定年制に反対するワケ

――定年退職して、そのまま社会生活からリタイアしたのでは、シニアとしての使命を果たしていないことになりますね。

【小林】そう、だから私は年齢で一律に解雇する定年制には反対です。辞めたかったら定年を待たずに辞めて、ほかのやりたいことをやってもいいし、会社に残って働きたい人はいくつになろうが仕事を続ければいい。定年制の名の下にシニアを排除していくようなシステムはあってはいけないと思いますね。

いま、一生懸命働いているシニアに向かって「老害」と揶揄したり、社会から排除しようとしたりする向きが一部であります。誰だってやがて年を取るのに、そういう見方はないだろうと違和感を覚えます。

シニアが社会基盤を整えて、そのうえで若い人が自由にイノベーティブに生きる。そういう2層構造があるからこそ、人間の社会は高い生産性を達成でき、発展していくのです。若者だけだったら、自分たちが欲望のままに暴走するのを誰も止められず、社会の秩序が乱れてしまうかもしれません。いいことはあまりないように思います。

下町の鉄工所で旋盤を操作するシニア男性の社長
写真=iStock.com/YOSHIE HASEGAWA
※写真はイメージです

【養老】高齢化社会がマイナスイメージで語られることが多いのは、人口が右肩上がりで増えていった時代の価値観が、少子高齢化社会になったいまもなお固定化したままだということが関係しているのではないでしょうか。

69歳を超えたら積極的な医療を提供しない

【養老】人口分布の変化は誰かが意図してこうなったのではありません。人口がどう推移しようと、本来、いいも悪いもないはずです。高齢化社会にだって必ずプラスの面、マイナスの面がある。それなのにマイナスの面ばかり強調する風潮がありますよね。

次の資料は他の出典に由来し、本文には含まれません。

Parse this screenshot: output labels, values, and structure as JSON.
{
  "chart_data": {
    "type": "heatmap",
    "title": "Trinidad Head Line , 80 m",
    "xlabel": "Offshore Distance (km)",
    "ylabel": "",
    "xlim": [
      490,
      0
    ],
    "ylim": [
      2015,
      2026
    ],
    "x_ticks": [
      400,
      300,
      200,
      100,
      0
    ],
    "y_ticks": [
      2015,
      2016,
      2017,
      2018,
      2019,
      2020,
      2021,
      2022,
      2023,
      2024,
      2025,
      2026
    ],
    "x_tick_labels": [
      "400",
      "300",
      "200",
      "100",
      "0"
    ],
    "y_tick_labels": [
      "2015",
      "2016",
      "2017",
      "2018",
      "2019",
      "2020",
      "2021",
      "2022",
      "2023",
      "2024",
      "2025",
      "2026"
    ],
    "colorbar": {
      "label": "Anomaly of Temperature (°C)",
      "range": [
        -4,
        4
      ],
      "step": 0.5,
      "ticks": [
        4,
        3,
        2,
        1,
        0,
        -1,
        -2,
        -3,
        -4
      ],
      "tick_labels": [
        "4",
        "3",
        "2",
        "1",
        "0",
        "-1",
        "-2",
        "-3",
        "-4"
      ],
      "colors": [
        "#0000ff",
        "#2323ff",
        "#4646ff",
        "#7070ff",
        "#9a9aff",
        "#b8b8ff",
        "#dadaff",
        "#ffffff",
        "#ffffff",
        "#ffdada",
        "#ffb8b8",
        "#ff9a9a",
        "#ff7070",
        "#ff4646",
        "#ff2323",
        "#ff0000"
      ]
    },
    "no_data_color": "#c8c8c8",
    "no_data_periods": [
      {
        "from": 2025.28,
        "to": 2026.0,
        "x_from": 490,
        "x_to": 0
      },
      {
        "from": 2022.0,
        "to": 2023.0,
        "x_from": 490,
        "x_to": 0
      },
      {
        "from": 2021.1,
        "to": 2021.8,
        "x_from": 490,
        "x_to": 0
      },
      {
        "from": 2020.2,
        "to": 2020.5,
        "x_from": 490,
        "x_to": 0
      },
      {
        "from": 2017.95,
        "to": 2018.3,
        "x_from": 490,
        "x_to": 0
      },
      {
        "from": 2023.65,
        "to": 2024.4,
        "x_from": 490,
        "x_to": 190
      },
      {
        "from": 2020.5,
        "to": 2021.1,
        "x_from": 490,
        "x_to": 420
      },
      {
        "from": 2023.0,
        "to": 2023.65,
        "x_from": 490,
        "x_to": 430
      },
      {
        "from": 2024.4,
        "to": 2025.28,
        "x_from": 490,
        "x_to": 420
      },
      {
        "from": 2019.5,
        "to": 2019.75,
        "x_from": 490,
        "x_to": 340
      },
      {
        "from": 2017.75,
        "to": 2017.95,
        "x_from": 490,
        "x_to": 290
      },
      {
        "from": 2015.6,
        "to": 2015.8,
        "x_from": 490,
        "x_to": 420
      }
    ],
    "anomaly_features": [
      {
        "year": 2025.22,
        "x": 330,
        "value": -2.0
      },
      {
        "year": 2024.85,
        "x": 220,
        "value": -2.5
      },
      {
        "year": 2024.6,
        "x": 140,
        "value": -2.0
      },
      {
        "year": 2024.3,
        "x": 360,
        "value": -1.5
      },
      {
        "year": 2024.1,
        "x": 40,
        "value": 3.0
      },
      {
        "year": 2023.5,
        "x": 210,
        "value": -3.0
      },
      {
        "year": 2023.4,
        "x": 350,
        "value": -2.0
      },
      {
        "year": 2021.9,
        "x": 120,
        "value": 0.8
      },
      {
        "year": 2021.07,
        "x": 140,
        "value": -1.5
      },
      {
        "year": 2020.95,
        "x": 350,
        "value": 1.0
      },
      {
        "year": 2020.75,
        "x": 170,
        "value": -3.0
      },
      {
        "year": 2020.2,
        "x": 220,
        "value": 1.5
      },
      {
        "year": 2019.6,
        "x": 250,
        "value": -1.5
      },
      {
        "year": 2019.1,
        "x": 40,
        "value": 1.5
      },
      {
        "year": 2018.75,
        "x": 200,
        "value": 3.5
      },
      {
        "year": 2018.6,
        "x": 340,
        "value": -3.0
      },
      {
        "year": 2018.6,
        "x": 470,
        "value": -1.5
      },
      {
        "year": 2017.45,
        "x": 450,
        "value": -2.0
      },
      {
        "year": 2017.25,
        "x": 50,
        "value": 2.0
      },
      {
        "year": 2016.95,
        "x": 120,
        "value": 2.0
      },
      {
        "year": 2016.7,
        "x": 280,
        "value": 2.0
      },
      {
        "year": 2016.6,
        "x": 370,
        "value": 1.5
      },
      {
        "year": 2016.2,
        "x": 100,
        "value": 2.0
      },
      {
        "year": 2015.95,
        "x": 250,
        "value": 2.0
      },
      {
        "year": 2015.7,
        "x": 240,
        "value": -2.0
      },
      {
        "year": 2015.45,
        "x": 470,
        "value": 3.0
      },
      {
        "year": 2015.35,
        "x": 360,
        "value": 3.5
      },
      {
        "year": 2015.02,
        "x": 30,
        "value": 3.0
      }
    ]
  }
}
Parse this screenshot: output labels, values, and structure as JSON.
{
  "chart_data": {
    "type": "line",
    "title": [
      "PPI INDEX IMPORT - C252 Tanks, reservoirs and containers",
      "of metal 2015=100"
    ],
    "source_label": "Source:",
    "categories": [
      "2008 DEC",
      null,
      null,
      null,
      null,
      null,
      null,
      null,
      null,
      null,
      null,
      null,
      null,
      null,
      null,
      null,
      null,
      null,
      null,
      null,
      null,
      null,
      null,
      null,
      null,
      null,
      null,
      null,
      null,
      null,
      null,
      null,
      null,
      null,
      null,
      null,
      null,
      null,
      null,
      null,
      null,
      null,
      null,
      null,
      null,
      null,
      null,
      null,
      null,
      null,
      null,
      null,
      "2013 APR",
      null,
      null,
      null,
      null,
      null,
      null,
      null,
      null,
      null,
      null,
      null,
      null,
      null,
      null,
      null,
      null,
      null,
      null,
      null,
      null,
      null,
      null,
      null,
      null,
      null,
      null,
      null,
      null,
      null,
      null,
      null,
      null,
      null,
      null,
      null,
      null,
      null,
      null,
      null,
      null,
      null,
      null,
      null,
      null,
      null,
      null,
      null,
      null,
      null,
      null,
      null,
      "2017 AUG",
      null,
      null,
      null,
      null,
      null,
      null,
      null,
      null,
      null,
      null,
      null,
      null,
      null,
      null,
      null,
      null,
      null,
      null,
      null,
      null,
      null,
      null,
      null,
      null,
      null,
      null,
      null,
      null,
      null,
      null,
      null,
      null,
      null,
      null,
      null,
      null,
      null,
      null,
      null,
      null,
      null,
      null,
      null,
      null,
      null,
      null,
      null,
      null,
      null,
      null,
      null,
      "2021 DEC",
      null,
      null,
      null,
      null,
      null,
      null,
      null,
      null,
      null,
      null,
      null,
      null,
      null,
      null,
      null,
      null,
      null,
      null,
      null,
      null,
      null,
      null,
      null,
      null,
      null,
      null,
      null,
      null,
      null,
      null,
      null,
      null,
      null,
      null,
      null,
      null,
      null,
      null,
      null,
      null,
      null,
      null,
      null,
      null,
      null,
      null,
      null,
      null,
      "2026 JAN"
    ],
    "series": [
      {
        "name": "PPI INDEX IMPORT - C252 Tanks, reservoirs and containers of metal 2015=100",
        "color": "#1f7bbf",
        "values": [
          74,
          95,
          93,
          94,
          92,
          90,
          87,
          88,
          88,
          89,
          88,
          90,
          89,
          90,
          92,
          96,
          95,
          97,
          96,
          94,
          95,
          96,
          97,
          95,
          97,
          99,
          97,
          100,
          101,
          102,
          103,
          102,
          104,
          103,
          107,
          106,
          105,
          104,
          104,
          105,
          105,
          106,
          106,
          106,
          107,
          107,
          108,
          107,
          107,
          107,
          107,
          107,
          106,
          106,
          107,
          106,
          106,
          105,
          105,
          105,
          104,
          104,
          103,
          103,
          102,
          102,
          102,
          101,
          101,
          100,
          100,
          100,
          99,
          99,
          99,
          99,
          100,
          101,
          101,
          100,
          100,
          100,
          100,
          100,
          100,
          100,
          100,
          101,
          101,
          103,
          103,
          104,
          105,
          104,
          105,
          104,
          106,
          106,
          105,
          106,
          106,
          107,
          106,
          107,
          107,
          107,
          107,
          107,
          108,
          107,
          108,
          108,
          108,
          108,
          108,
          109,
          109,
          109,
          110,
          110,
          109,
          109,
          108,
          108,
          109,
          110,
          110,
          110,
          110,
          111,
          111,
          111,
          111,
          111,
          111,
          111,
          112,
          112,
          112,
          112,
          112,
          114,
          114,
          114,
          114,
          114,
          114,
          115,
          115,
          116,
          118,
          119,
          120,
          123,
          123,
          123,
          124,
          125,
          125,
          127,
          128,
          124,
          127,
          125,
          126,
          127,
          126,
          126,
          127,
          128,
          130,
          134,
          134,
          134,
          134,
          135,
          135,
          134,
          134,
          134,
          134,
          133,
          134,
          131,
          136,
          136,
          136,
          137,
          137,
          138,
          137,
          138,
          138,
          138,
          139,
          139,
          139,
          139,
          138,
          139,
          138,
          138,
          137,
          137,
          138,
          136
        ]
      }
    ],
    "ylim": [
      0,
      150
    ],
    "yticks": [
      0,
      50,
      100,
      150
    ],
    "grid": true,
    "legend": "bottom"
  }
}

典型的なのが医療制度です。高齢者人口が増える一方で、このままだと制度を担う若い世代がいなくなると、盛んに言われています。

だったら「人口は放っておいてもひとりでに増える」という時代に合わない価値観は捨てて、医療制度を変えればいいんです。そうすれば医療自体も変化します。たとえば「69歳を超えた人には、がんになっても積極的な医療を提供しない」と決めるといった方法もありますね。実際、そう提唱している専門家もおられます。